A ação do Espírito Santo na Igreja também se concretiza no Seu contínuo influxo na alma de todos os cristãos. De facto, além da Sua ação nos Sacramentos, o Espírito faz-nos crescer em Cristo, até chegarmos à estatura do homem perfeito. Ele é o Mestre interior que fala no coração do ser humano, que lhe revela os mistérios de Deus, que o faz discernir o que é agradável a Deus, à Sua Vontade divina e amorosa para cada um. O Espírito ensina-nos a dirigirmo-nos a Deus, a falar com Ele (cf. Rm 8, 26), e ajuda-nos também a avaliar tudo com o sentido da fé.

Este dom do Espírito ajuda-nos a compreender as coisas, os acontecimentos, as pessoas, os movimentos interiores da alma, valorizando-os conforme nos aproximam ou nos afastam de Deus. Ajuda-nos também a descobrir como podemos orientá-los para a plenitude a que estão chamados, ajudando-nos assim a colaborar na construção do Reino de Deus.

A ação do Espírito Santo na Igreja é, portanto, muito variada: atua na hierarquia, nos Sacramentos, através dos dons não sacramentais e no interior do coração de cada cristão, chegando aos recantos mais íntimos do corpo eclesial. Visa unificar todos com Cristo, unindo assim a humanidade e levando a Criação àquela plenitude a que Deus a tinha destinado (cf. Rm 8, 19-22). Estando esta ação tão intimamente unida à missão da Igreja e nela atuando, normalmente não dizemos que a Igreja substitui ou acrescenta alguma coisa à missão de Cristo e do Espírito: antes prolonga a missão de Cristo e torna presentes as duas missões divinas.

Tendo em conta tudo o que foi dito, a Igreja é o “templo do Espírito Santo”, porque Ele vive no corpo da Igreja e edifica-a na caridade com a Palavra de Deus, com os Sacramentos, com as virtudes e os carismas[9]. Tal como o verdadeiro templo do Espírito Santo foi Cristo (cf. Jo 2, 19-22), esta imagem também indica que cada cristão é Igreja e templo do Espírito Santo. Os carismas são dons que o Espírito concede a cada pessoa para o bem da humanidade, para as necessidades do mundo e particularmente para a edificação da Igreja. Cabe aos pastores discernir e avaliar os carismas (cf. 1Ts 5, 20-22)[10].


Bibliografia básica

Catecismo da Igreja Católica, n. 683-701, 731-741.
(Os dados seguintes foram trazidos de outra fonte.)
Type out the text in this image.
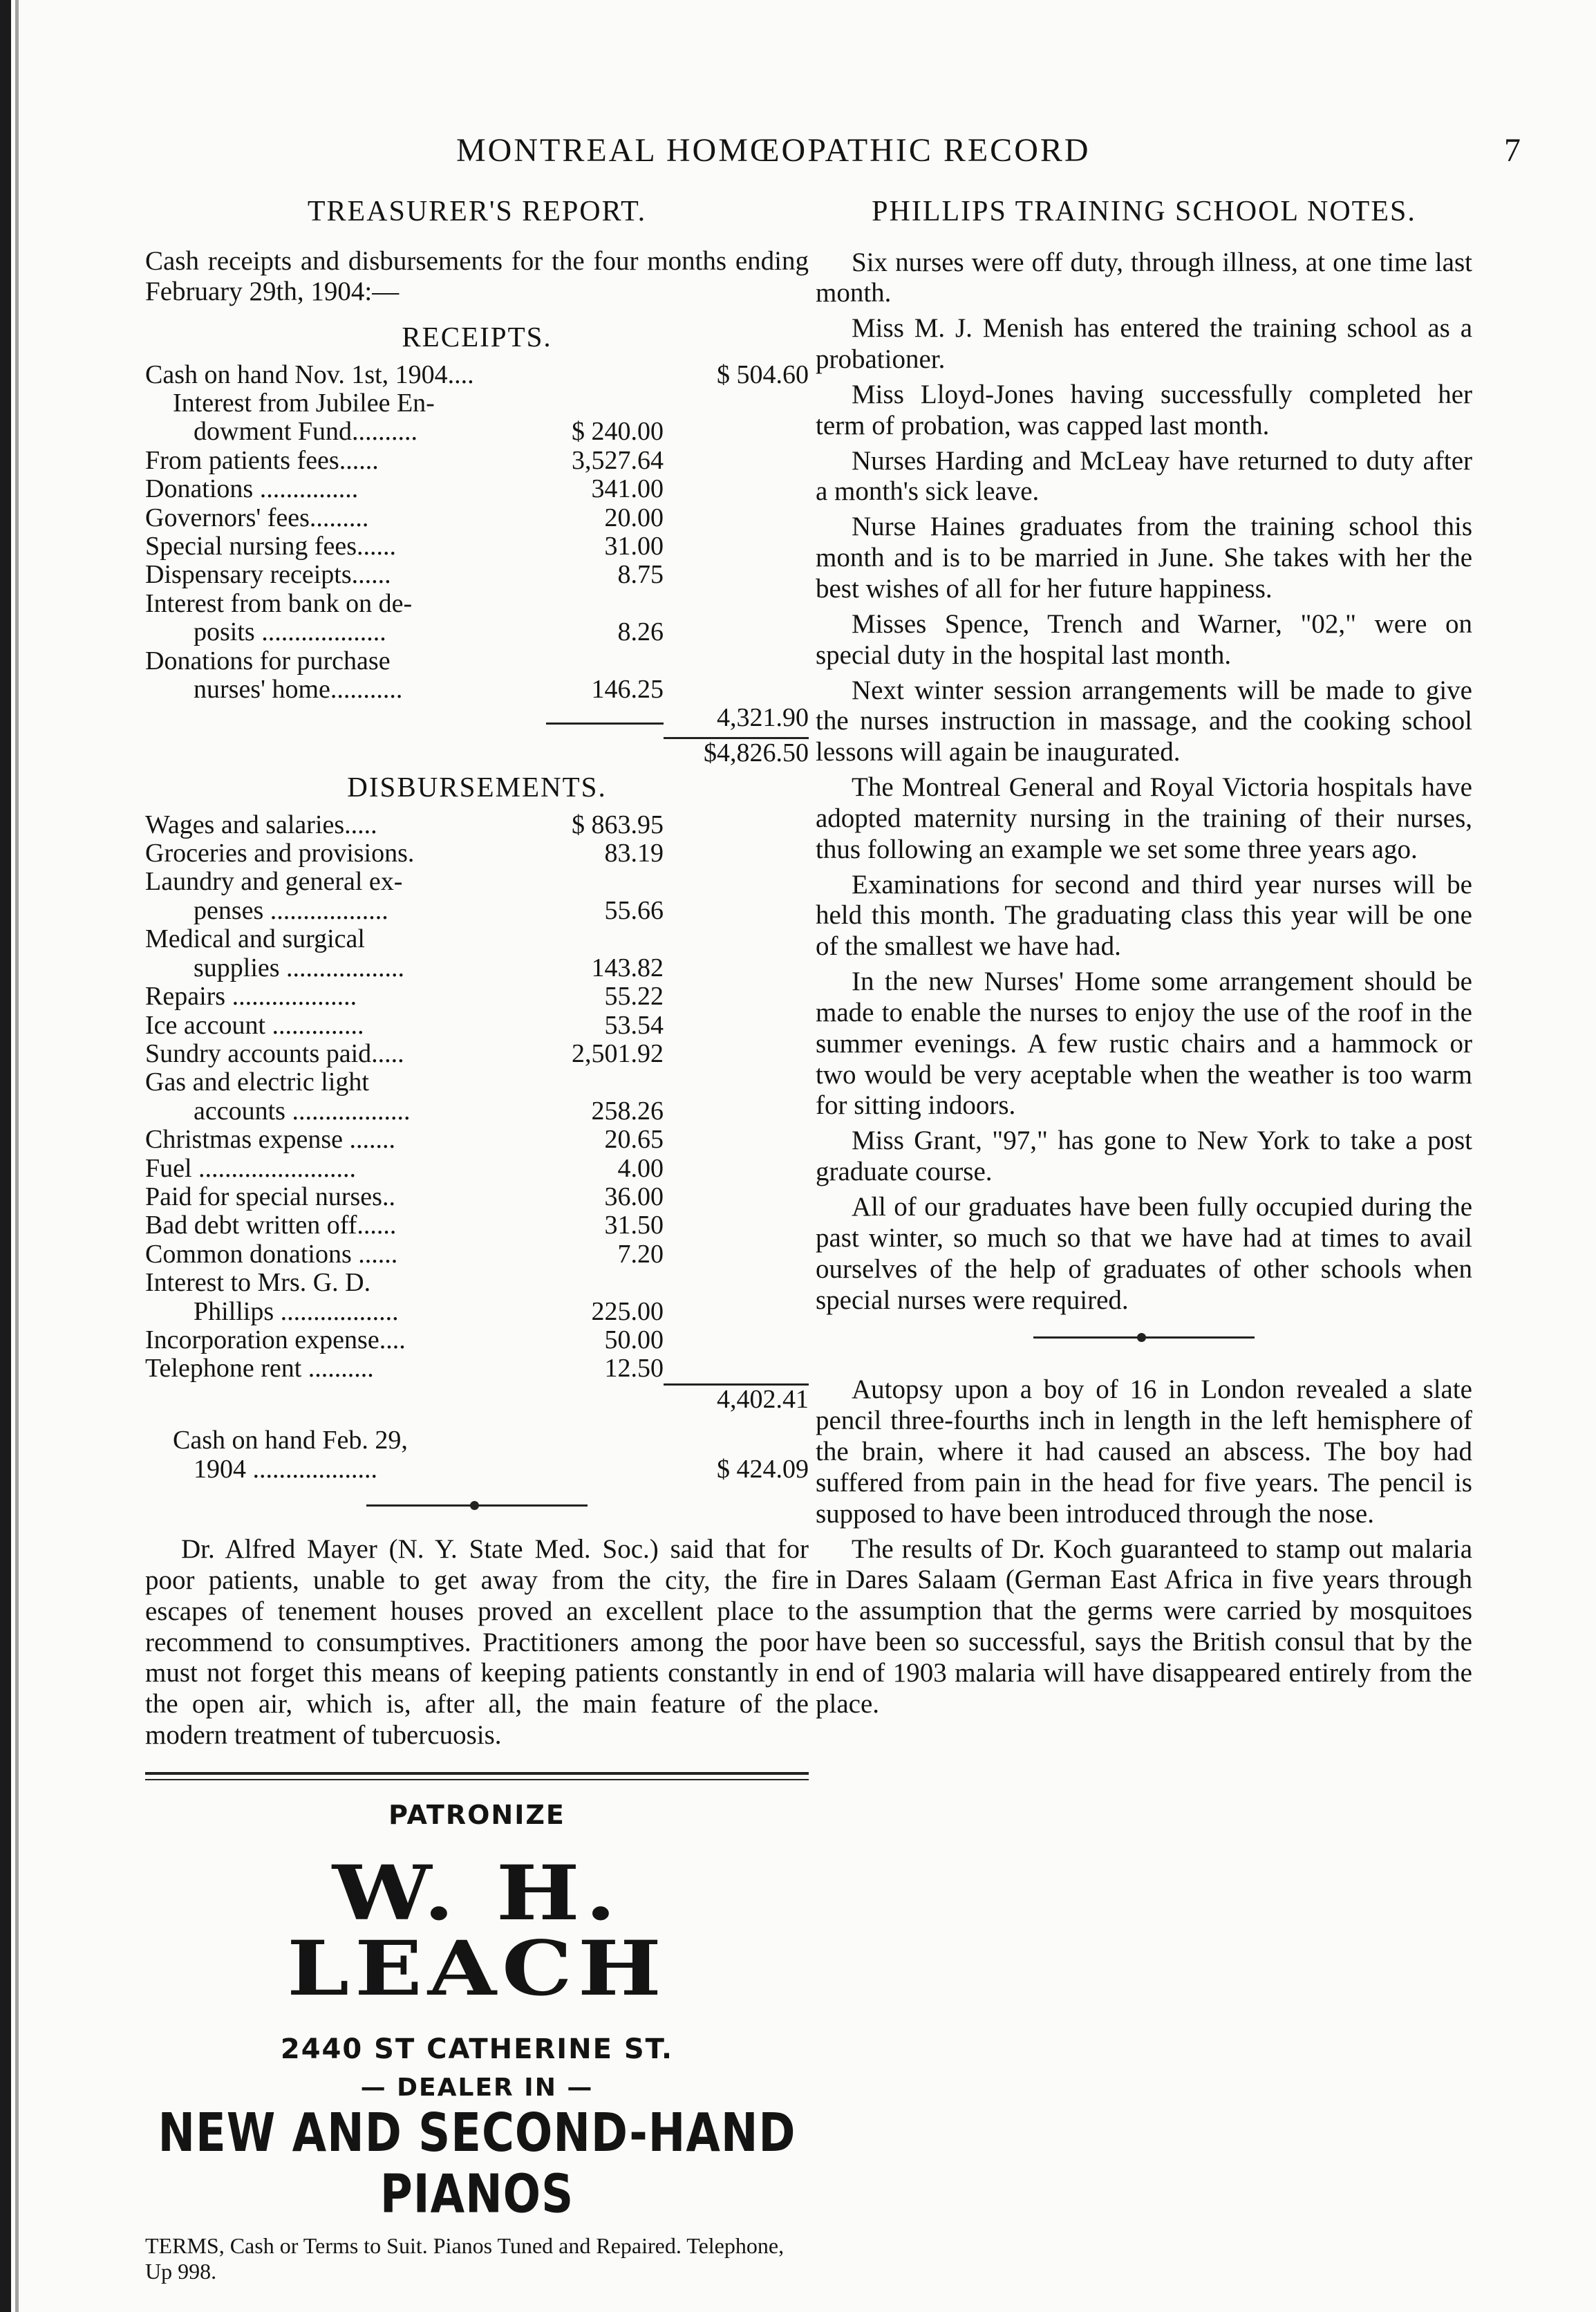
MONTREAL HOMŒOPATHIC RECORD	7
TREASURER'S REPORT.

Cash receipts and disbursements for the four months ending February 29th, 1904:—

RECEIPTS.
Cash on hand Nov. 1st, 1904....	$ 504.60
Interest from Jubilee En-
dowment Fund..........	$ 240.00
From patients fees......	3,527.64
Donations ...............	341.00
Governors' fees.........	20.00
Special nursing fees......	31.00
Dispensary receipts......	8.75
Interest from bank on de-
posits ...................	8.26
Donations for purchase
nurses' home...........	146.25
4,321.90
$4,826.50
DISBURSEMENTS.
Wages and salaries.....	$ 863.95
Groceries and provisions.	83.19
Laundry and general ex-
penses ..................	55.66
Medical and surgical
supplies ..................	143.82
Repairs ...................	55.22
Ice account ..............	53.54
Sundry accounts paid.....	2,501.92
Gas and electric light
accounts ..................	258.26
Christmas expense .......	20.65
Fuel ........................	4.00
Paid for special nurses..	36.00
Bad debt written off......	31.50
Common donations ......	7.20
Interest to Mrs. G. D.
Phillips ..................	225.00
Incorporation expense....	50.00
Telephone rent ..........	12.50
4,402.41
Cash on hand Feb. 29,
1904 ...................	$ 424.09

Dr. Alfred Mayer (N. Y. State Med. Soc.) said that for poor patients, unable to get away from the city, the fire escapes of tenement houses proved an excellent place to recommend to consumptives. Practitioners among the poor must not forget this means of keeping patients constantly in the open air, which is, after all, the main feature of the modern treatment of tubercuosis.

PATRONIZE
W. H. LEACH
2440 ST CATHERINE ST.
— DEALER IN —
NEW AND SECOND-HAND PIANOS
TERMS, Cash or Terms to Suit. Pianos Tuned and Repaired. Telephone, Up 998.
PHILLIPS TRAINING SCHOOL NOTES.

Six nurses were off duty, through illness, at one time last month.

Miss M. J. Menish has entered the training school as a probationer.

Miss Lloyd-Jones having successfully completed her term of probation, was capped last month.

Nurses Harding and McLeay have returned to duty after a month's sick leave.

Nurse Haines graduates from the training school this month and is to be married in June. She takes with her the best wishes of all for her future happiness.

Misses Spence, Trench and Warner, "02," were on special duty in the hospital last month.

Next winter session arrangements will be made to give the nurses instruction in massage, and the cooking school lessons will again be inaugurated.

The Montreal General and Royal Victoria hospitals have adopted maternity nursing in the training of their nurses, thus following an example we set some three years ago.

Examinations for second and third year nurses will be held this month. The graduating class this year will be one of the smallest we have had.

In the new Nurses' Home some arrangement should be made to enable the nurses to enjoy the use of the roof in the summer evenings. A few rustic chairs and a hammock or two would be very aceptable when the weather is too warm for sitting indoors.

Miss Grant, "97," has gone to New York to take a post graduate course.

All of our graduates have been fully occupied during the past winter, so much so that we have had at times to avail ourselves of the help of graduates of other schools when special nurses were required.

Autopsy upon a boy of 16 in London revealed a slate pencil three-fourths inch in length in the left hemisphere of the brain, where it had caused an abscess. The boy had suffered from pain in the head for five years. The pencil is supposed to have been introduced through the nose.

The results of Dr. Koch guaranteed to stamp out malaria in Dares Salaam (German East Africa in five years through the assumption that the germs were carried by mosquitoes have been so successful, says the British consul that by the end of 1903 malaria will have disappeared entirely from the place.
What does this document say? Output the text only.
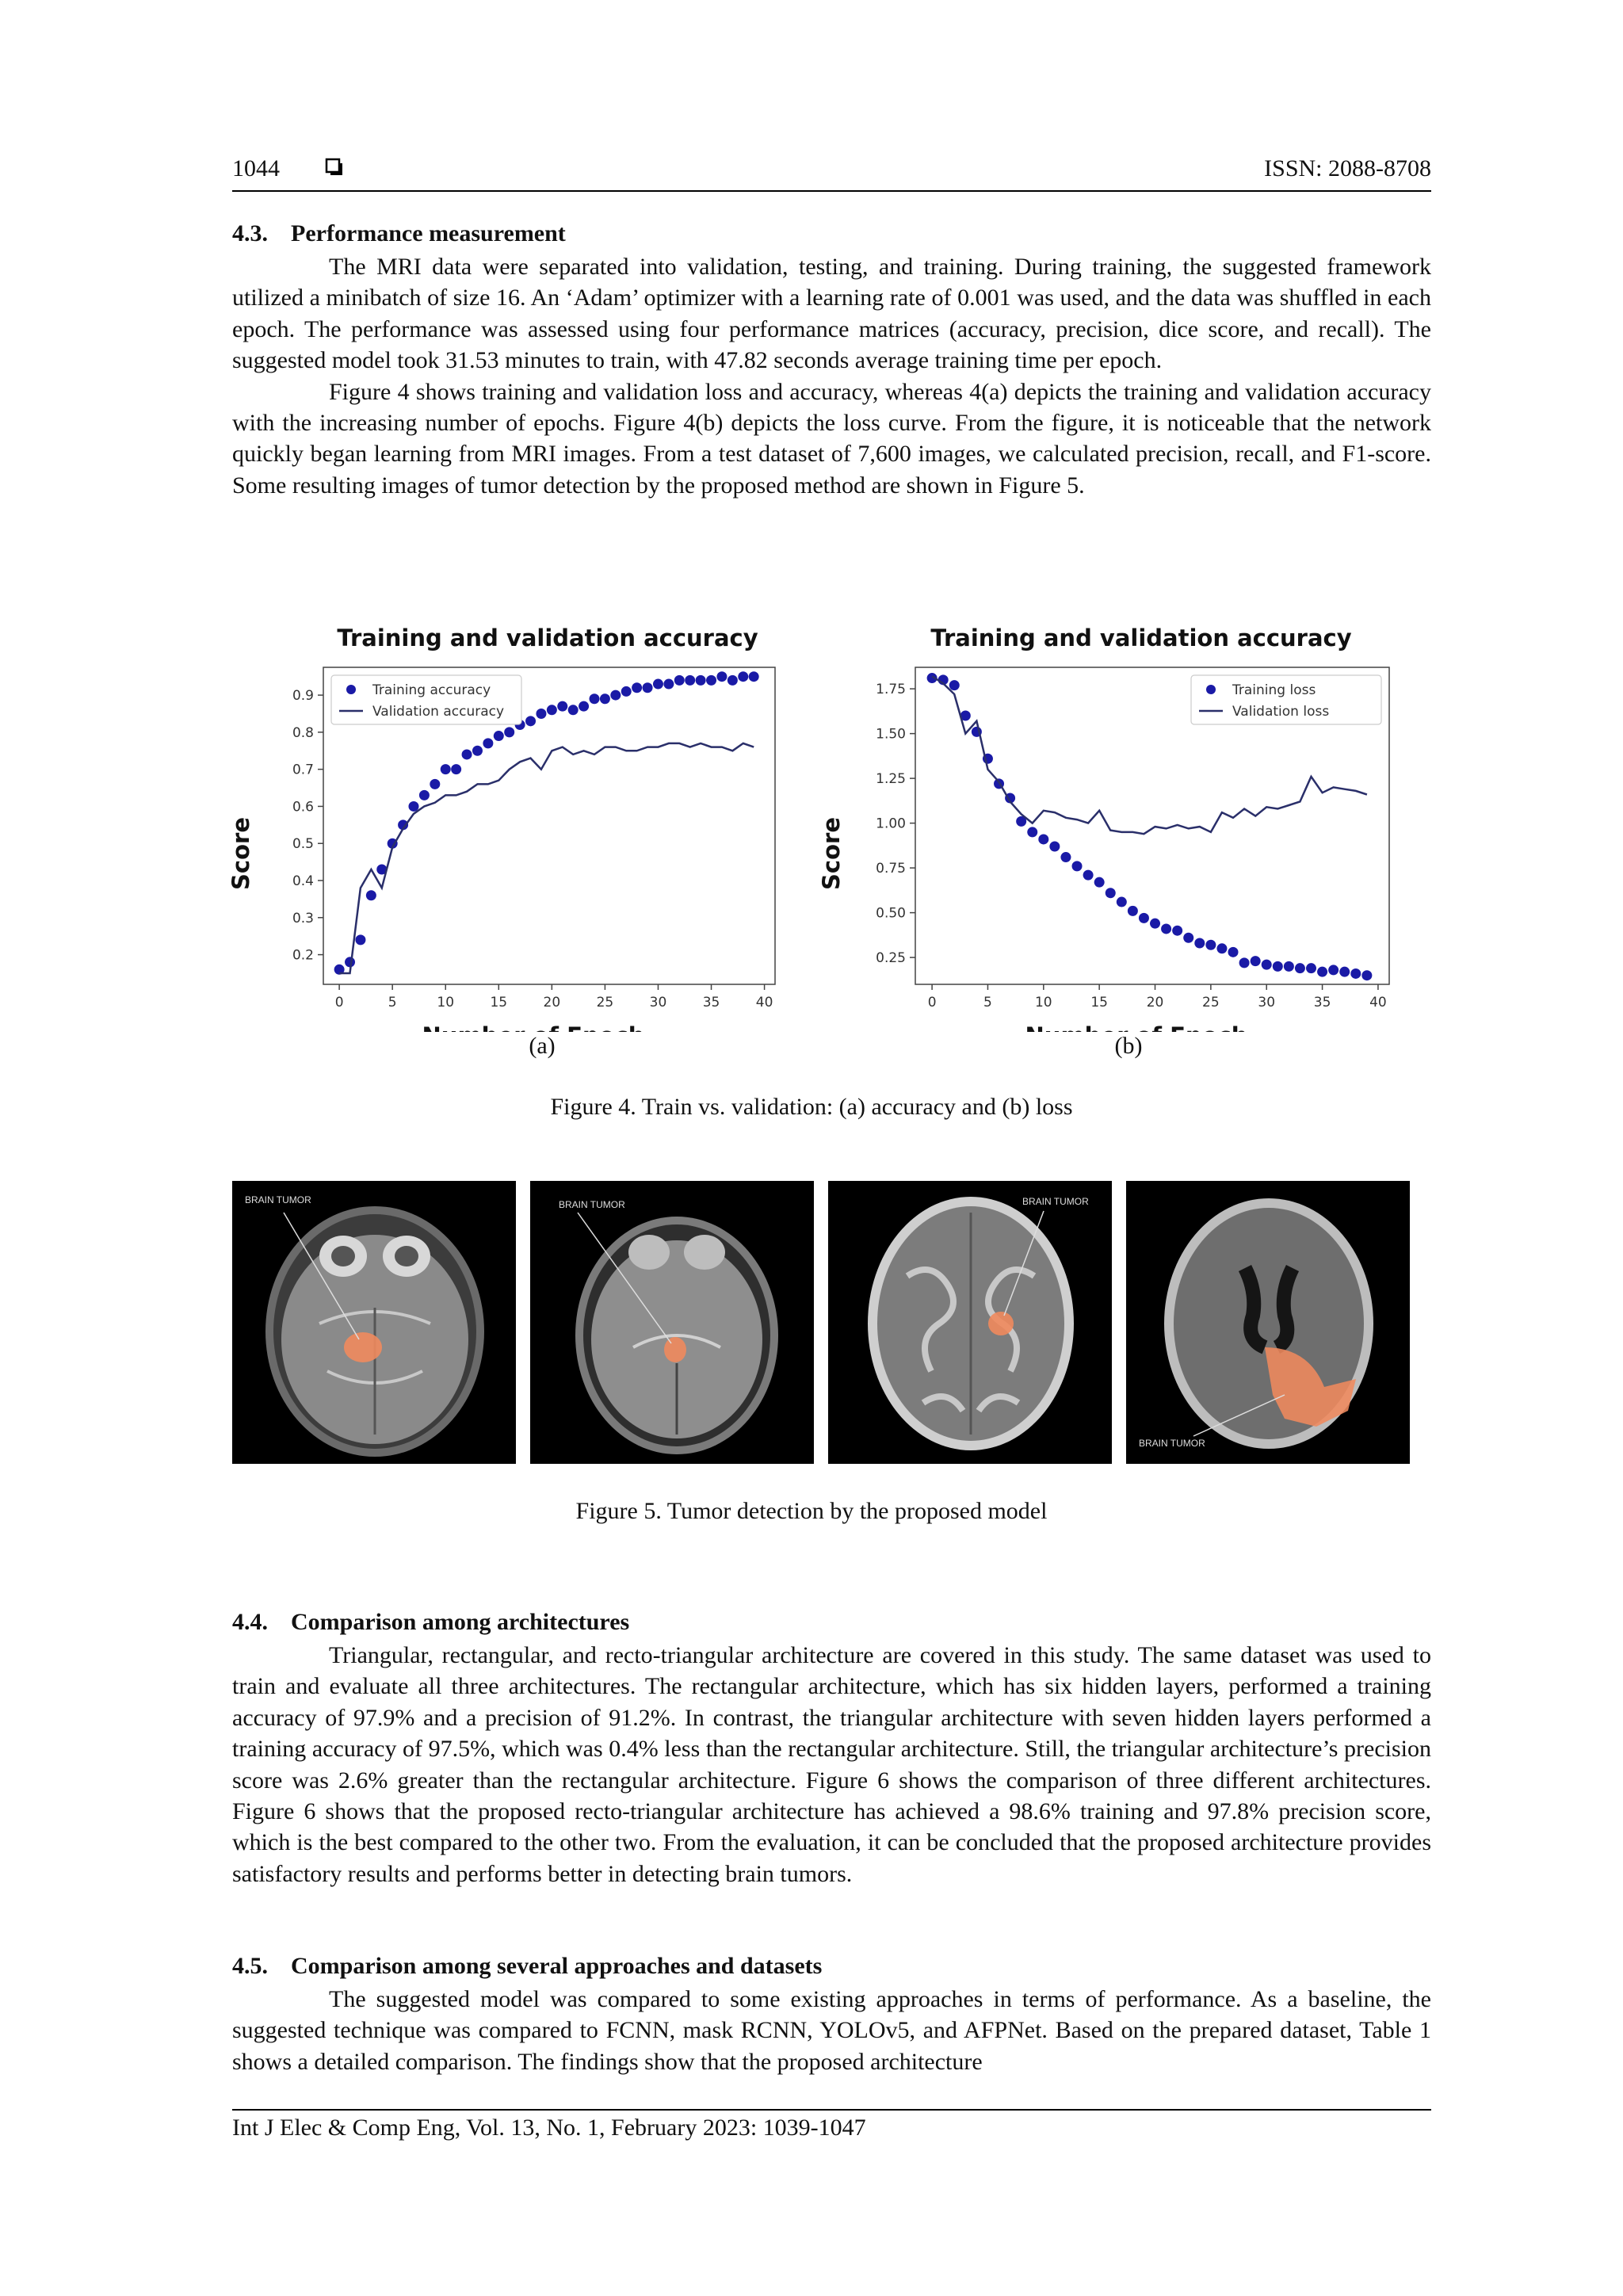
1044	ISSN: 2088-8708
4.3. Performance measurement

The MRI data were separated into validation, testing, and training. During training, the suggested framework utilized a minibatch of size 16. An ‘Adam’ optimizer with a learning rate of 0.001 was used, and the data was shuffled in each epoch. The performance was assessed using four performance matrices (accuracy, precision, dice score, and recall). The suggested model took 31.53 minutes to train, with 47.82 seconds average training time per epoch.

Figure 4 shows training and validation loss and accuracy, whereas 4(a) depicts the training and validation accuracy with the increasing number of epochs. Figure 4(b) depicts the loss curve. From the figure, it is noticeable that the network quickly began learning from MRI images. From a test dataset of 7,600 images, we calculated precision, recall, and F1-score. Some resulting images of tumor detection by the proposed method are shown in Figure 5.

Training and validation accuracy	Training and validation accuracy
0	5	10	15	20	25	30	35	40
0.2
0.3
0.4
0.5
0.6
0.7
0.8
0.9
Score
Training accuracy
Validation accuracy
0	5	10	15	20	25	30	35	40
0.25
0.50
0.75
1.00
1.25
1.50
1.75
Score
Training loss
Validation loss
(a)	(b)
Figure 4. Train vs. validation: (a) accuracy and (b) loss
BRAIN TUMOR	BRAIN TUMOR	BRAIN TUMOR
BRAIN TUMOR
Figure 5. Tumor detection by the proposed model
4.4. Comparison among architectures

Triangular, rectangular, and recto-triangular architecture are covered in this study. The same dataset was used to train and evaluate all three architectures. The rectangular architecture, which has six hidden layers, performed a training accuracy of 97.9% and a precision of 91.2%. In contrast, the triangular architecture with seven hidden layers performed a training accuracy of 97.5%, which was 0.4% less than the rectangular architecture. Still, the triangular architecture’s precision score was 2.6% greater than the rectangular architecture. Figure 6 shows the comparison of three different architectures. Figure 6 shows that the proposed recto-triangular architecture has achieved a 98.6% training and 97.8% precision score, which is the best compared to the other two. From the evaluation, it can be concluded that the proposed architecture provides satisfactory results and performs better in detecting brain tumors.

4.5. Comparison among several approaches and datasets

The suggested model was compared to some existing approaches in terms of performance. As a baseline, the suggested technique was compared to FCNN, mask RCNN, YOLOv5, and AFPNet. Based on the prepared dataset, Table 1 shows a detailed comparison. The findings show that the proposed architecture

Int J Elec & Comp Eng, Vol. 13, No. 1, February 2023: 1039-1047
Compêndio do Catecismo da Igreja Católica, n. 136-146.

– S. João Paulo II, Catequese sobre o Espírito Santo (agosto-dezembro de 1989).

– Francisco, Audiência Geral, 17/03/2021.


[1] Compêndio do Catecismo da Igreja Católica, n. 139.

[2] cf. Catecismo da Igreja Católica, nº 686, daqui e diante, Catecismo.

[3] cf. Compêndio do Catecismo da Igreja Católica, n. 143.

[4] cf. Compêndio do Catecismo da Igreja Católica, n. 144.

[5] Compêndio do Catecismo da Igreja Católica, n. 137.

[6] S. Josemaria, Cristo que passa, n. 127 e ss.

[7] Compêndio do Catecismo da Igreja Católica, n. 145.

[8] cf. Catecismo da Igreja Católica, n. 750.

[9] «Quando invocares pois a Deus Pai, lembra-te que foi o Espírito que, ao mover a tua alma, te ofereceu essa oração. Se o Espírito Santo não existisse, não haveria na Igreja palavra alguma de sabedoria ou de ciência, pois está escrito: "A palavra de sabedoria é dada pelo Espírito" (1Cor. 12, 8)... Se o Espírito Santo não estivesse presente, a Igreja não existiria. Mas se a Igreja existe, é certo que o Espírito Santo não falta» S. João Crisóstomo,Sermones panegyrici in solenitates D. N. Iesu Christi, hom. 1, De Sancta Pentecostes, n. 3-4 (PG 50,457).

[10] cf. Compêndio do Catecismo da Igreja Católica, n. 160.